Per fortuna, la tragedia è successa ieri; se, Dio liberi, fosse accaduta, per colmo di iettatura, domani, la città avrebbe dovuto immergersi contemporaneamente nella gioia, per lo Statuto, e nel dolore.
Non dirò i nomi veri, perchè il dramma è dei più comuni, ma i protagonisti sono parenti prossimi dell'almanacco di Gotha; anzi l'eroina, quand'era ancora ragazza, amoreggiò a lungo con un principe ereditario e forse l'avrebbe anche sposato, se all'ultim'ora non si fosse scoperto che egli era un commesso viaggiatore in articoli di guttaperca.
Da un mese, i bottegai di via del Babuino, nei momenti d'ozio (c'è un negoziante di pietre dure la cui vita è tutta composta di momenti d'ozio) notarono che un giovanotto assai conosciuto, che io chiamerò il duchino di Zagarolo, passeggiava su e giù, per un tratto di marciapiede, nell'atteggiamento del pizzardone in servizio, levando ogni tanto sguardi teneri a una loggetta, su cui stava affacciata una creatura deliziosa, un profilo incantevole, una silfide, una personcina ideale, la contessa Tomacelli.
La
contessa sarebbe una donna perfetta, se fosse riescita a farsi estirpare il
marito, conte Ignazio Tomacelli, uomo brutale che, non avendo più nulla da
perdere, perde le notti al banco del faraone, giocando sempre sulla parola, per
cui, di parola in parola, ha un debito che ascende a parecchi vocabolari.

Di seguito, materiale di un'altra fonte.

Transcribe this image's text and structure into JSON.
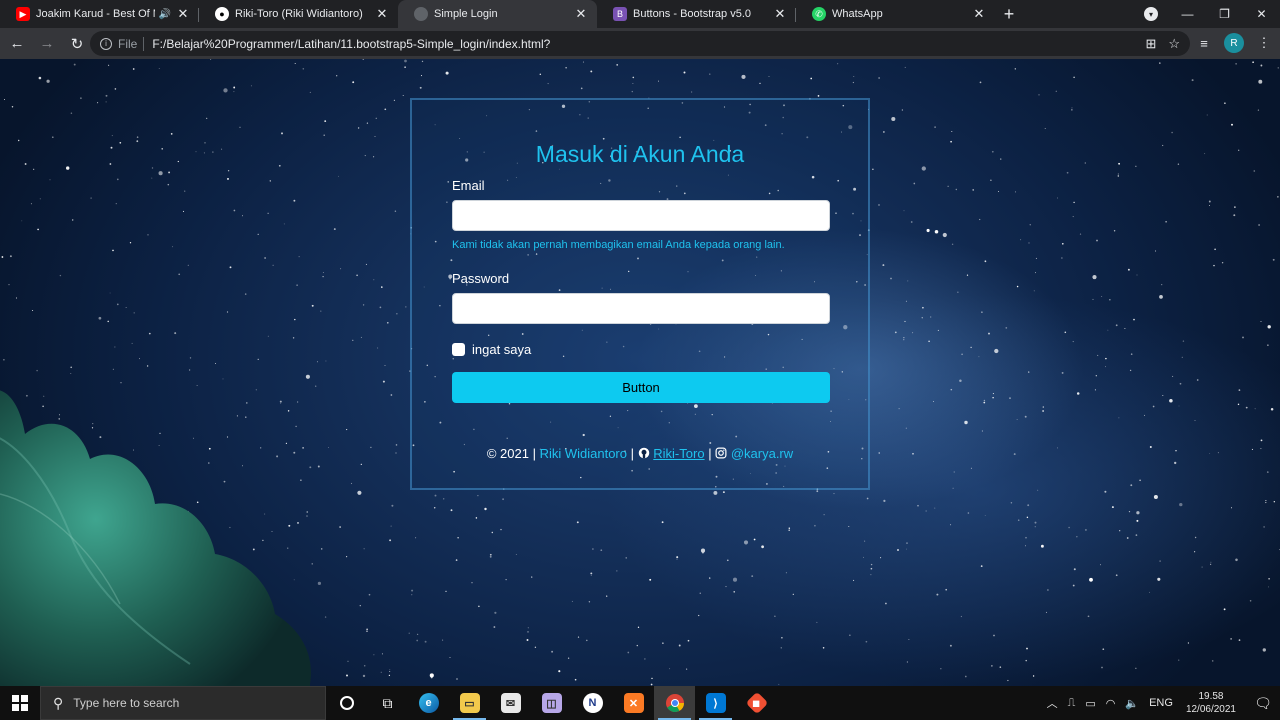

Giovedì alle quattro, nel tornare al palazzo, il conte Tomacelli vide il duchino di Zagarolo, che passeggiava sotto le finestre, tenendo una rosa in mano, nella posa classica d'una Primavera di gesso.
Il conte Tomacelli, il quale è un uomo che non ischerza, entrò in casa e disse alla contessa:
- Vogliamo andare a far due passi?
La
contessa non capì che il marito voleva portarla a passeggiare sull'orlo
dell'abisso e accettò, nella dolce speranza di vedersi, un po' più da vicino,
col giovane duca di Zagarolo. Ella indossò in furia un'elegantissima veste di foulard delle Indie,
mentre il marito pareva indiano quanto il foulard; si mise in
testa un cappellino di Parigi ch'era un amore, una galanteria; e uscì per via
del Babuino, a braccetto del conte.
L'imprudente duchino di Zagarolo li seguì a breve distanza, odorando la rosa e baciandola ogni tanto, con certe occhiate languidissime, che parevano dire:
- Questa rosa è il più bel marciapiede della mia vita!
Il marito, intanto, mormorava fra sè:
- La rosa l'è un bel fiore, come la gioventù; passa, bastona e muore.... e non ritorna più!
La coppia infelice, pedinata dal duchino, arrivò a piazza del Popolo e salì al Pincio. Arrivati dinanzi al busto di Venturoli (ah! finalmente ho saputo ch'egli è un.... un coso.... come si dice?) il conte, con perfido e soave accento, disse alla contessa:
- Ti lascio un momento sola: vado a vedere l'orologio ad acqua.
Ma
l'acqua non era che un vile pretesto come l'orologio. Il conte si ritirò bensì
dietro una siepe, ma in atto vigilante, con un occhio alla moglie, un occhio al
duchino e un occhio nello spazio intermedio.
Il tranello riescì perfettamente. Il duchino si gettò ai piedi della contessa dicendole:
- Oh! darei la mia vita.... per avere la vostra!
Al domani, il marchese A. B.... e il cavaliere G. D...., rappresentanti del conte Tomacelli, decisero un duello a oltranza, insieme con l'onorevole E. F.... e il principe russo G. H...., padrini del duchino di Zagarolo.
Il combattimento doveva cessare soltanto quando i dottori, commendator I. K.... e cavaliere L. M.... avrebbero dichiarato impossibile continuare il combattimento.
Il marito e l'amante si trovarono di fronte armati, sui prati dell'Acquacetosa.
Un po' in distanza, sopra un rialzo di terreno, stavano i signori A. B. C. D. E. F. G. H. I. K. L. M.
Al primo assalto, la testa del duchino fu divisa in due come una persica spaccarella: metà cadde sopra una spalla e metà sull'altra.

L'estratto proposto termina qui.